那些綵球離開海灘至少六百米,在傾盆大雨之下,普通人甚至看都看不到這些綵球的影子,但是此刻隨著此起彼伏的槍響,這些綵球一個接著一個爆裂開來。
突然間,遠處傳來了一陣低沉的海螺聲。
海螺聲兩長一短,那是隻有島上的人才知道的訊號。隨著遠處的海螺聲響起,那高聳的燈塔頂上,立刻點燃起亮麗的光芒。
一刻鐘之後,十幾艘戰艦緩緩而行,筆直朝著燈塔駛來。
那特有的按照戰列艦建造的四聯裝炮塔,足以表明它們的身分,不過這些戰艦仍舊緩緩地停了下來,因為此刻正有兩艘小船朝著它們靠攏過去。
過了好一會兒,那兩艘小船再緩緩而去,直到這個時候,那些戰艦才得以駛入港口。
這些規矩全都是最近這段時間增添出來,隨著這些規炬的制訂,一切都變得越來越嚴謹和縝密,這些規炬並非像當初那樣,只是言末和羅莉一時之間心血來潮的產物,而是剽竊現代軍事理論。
戰艦停靠在碼頭之上,沿著舷梯最先下來的,是一群神情顯得有些驚惶失措的人,這些人有老有少,老的五、六十歲,少的只有十七、八歲;頭頂上的瓢潑大雨,和遠遠傳來的陣陣雷聲,更令他們的神色顯得難看。

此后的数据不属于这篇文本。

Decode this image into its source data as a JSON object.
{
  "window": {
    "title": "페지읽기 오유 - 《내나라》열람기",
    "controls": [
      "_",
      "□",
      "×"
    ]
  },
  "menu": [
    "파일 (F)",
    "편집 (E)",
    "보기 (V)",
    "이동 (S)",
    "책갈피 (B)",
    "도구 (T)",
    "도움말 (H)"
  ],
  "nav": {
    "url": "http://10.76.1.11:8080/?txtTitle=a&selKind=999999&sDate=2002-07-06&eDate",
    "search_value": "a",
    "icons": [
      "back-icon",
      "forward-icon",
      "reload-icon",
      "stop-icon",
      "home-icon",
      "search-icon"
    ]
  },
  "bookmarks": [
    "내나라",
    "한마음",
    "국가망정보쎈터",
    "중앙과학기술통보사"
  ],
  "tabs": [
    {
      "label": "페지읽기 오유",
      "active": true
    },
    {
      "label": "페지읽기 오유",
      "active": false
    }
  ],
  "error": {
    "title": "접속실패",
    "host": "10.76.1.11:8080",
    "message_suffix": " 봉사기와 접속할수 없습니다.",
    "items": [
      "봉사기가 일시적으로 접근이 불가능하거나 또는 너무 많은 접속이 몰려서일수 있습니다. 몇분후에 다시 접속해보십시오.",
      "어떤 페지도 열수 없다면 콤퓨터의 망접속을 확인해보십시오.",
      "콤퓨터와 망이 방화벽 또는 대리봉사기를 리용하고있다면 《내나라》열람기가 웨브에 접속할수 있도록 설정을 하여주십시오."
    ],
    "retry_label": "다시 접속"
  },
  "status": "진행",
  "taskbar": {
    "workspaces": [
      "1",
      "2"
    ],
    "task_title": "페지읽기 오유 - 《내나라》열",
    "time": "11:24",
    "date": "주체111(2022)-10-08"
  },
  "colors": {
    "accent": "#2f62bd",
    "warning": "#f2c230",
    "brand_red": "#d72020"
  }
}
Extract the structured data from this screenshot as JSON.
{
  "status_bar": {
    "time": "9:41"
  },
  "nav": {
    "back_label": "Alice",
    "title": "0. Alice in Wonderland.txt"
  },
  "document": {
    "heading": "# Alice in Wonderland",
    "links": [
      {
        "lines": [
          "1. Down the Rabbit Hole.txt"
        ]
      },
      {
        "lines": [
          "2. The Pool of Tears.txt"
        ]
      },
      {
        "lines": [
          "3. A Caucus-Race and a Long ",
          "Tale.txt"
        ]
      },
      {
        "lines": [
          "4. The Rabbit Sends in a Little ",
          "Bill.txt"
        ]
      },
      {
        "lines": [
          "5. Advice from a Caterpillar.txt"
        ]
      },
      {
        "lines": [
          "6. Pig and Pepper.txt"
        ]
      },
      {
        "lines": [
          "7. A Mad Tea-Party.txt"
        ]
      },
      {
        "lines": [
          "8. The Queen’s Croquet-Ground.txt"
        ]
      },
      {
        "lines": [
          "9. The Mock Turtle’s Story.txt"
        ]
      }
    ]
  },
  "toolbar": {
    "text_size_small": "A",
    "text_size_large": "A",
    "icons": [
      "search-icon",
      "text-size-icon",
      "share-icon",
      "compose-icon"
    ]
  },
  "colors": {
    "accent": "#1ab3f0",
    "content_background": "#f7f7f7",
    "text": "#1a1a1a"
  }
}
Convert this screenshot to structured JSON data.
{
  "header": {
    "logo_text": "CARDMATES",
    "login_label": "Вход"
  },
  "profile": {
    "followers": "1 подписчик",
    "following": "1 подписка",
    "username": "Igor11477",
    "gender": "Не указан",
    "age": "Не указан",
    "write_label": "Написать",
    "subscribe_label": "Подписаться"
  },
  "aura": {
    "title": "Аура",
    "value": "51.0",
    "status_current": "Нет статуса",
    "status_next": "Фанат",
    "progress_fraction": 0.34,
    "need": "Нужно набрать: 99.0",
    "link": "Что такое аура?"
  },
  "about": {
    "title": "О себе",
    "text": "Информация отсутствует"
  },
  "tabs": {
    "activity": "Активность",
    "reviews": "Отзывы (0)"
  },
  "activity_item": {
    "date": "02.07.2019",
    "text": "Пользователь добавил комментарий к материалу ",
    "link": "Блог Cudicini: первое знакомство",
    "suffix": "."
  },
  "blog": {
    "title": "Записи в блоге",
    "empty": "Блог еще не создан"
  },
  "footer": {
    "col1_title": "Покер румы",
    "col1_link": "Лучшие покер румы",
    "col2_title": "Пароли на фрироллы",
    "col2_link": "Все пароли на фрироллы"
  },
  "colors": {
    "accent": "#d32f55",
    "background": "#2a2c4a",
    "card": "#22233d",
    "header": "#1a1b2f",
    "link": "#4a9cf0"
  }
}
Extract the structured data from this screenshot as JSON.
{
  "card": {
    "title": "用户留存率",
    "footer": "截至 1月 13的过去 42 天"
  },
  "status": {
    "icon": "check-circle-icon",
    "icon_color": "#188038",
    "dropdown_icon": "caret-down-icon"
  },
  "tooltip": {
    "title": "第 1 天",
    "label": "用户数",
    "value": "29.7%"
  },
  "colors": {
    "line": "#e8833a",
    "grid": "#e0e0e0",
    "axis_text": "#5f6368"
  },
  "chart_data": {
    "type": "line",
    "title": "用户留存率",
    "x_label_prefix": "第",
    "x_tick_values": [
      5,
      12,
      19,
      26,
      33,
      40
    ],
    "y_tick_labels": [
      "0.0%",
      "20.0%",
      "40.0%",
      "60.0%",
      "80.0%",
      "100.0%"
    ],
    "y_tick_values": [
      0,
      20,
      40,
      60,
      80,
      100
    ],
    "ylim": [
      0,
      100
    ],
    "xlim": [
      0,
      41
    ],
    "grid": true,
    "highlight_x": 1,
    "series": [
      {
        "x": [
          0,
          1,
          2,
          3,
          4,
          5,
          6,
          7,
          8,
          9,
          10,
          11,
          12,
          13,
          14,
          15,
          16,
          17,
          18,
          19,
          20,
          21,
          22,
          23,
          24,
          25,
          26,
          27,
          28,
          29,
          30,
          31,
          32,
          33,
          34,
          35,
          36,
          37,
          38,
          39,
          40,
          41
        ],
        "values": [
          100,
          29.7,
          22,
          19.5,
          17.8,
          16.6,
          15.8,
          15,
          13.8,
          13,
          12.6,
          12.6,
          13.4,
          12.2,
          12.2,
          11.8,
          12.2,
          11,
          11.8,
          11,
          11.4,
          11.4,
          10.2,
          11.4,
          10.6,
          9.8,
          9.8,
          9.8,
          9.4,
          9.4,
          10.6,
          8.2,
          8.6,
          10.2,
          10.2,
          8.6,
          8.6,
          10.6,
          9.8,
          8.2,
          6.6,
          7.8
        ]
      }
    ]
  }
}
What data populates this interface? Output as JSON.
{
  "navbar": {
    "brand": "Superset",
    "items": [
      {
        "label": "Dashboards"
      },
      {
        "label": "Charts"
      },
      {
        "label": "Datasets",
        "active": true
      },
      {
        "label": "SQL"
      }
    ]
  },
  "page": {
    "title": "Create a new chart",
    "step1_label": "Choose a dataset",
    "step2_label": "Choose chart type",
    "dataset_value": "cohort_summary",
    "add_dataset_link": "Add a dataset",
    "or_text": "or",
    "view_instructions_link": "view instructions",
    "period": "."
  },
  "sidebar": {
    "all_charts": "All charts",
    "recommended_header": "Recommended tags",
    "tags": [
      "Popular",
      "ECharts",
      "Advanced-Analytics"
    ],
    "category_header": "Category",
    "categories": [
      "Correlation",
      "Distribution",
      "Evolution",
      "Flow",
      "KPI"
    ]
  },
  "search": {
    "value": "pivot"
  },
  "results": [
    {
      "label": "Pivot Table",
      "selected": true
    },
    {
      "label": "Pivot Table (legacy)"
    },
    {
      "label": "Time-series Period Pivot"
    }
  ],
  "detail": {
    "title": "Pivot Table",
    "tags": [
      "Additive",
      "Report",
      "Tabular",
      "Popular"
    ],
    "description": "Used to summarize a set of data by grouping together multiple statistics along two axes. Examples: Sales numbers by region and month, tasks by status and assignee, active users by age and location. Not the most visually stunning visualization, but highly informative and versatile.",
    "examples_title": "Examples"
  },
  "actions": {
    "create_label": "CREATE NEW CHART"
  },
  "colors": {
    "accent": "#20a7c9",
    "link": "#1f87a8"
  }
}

這些人最終全都被驅趕著站立在月島的正中央,他們被十個一組地編排在一起,在他們四周有無數的槍口正對準著他們。
此刻金算盤正披著不知道從哪裡弄來的一件鴨青臘綢蓑衣,以往他總是喜歡拿在手裡晃著的那把扇子,此刻已換成了一把樣子奇特的短槍。
說實話,金算盤從來沒有像現在這樣,心中充滿了成就感。
現在他總算知道,以往他自認為已經相當了不起的雲中會,根本就只是一個「屁」。
這一次他總共帶著十五條船,每條船上除了三十五個水手,還有一隊人數為一百二十人的陸戰隊,所有的人總共加起來,也只不過就兩千三百多一些。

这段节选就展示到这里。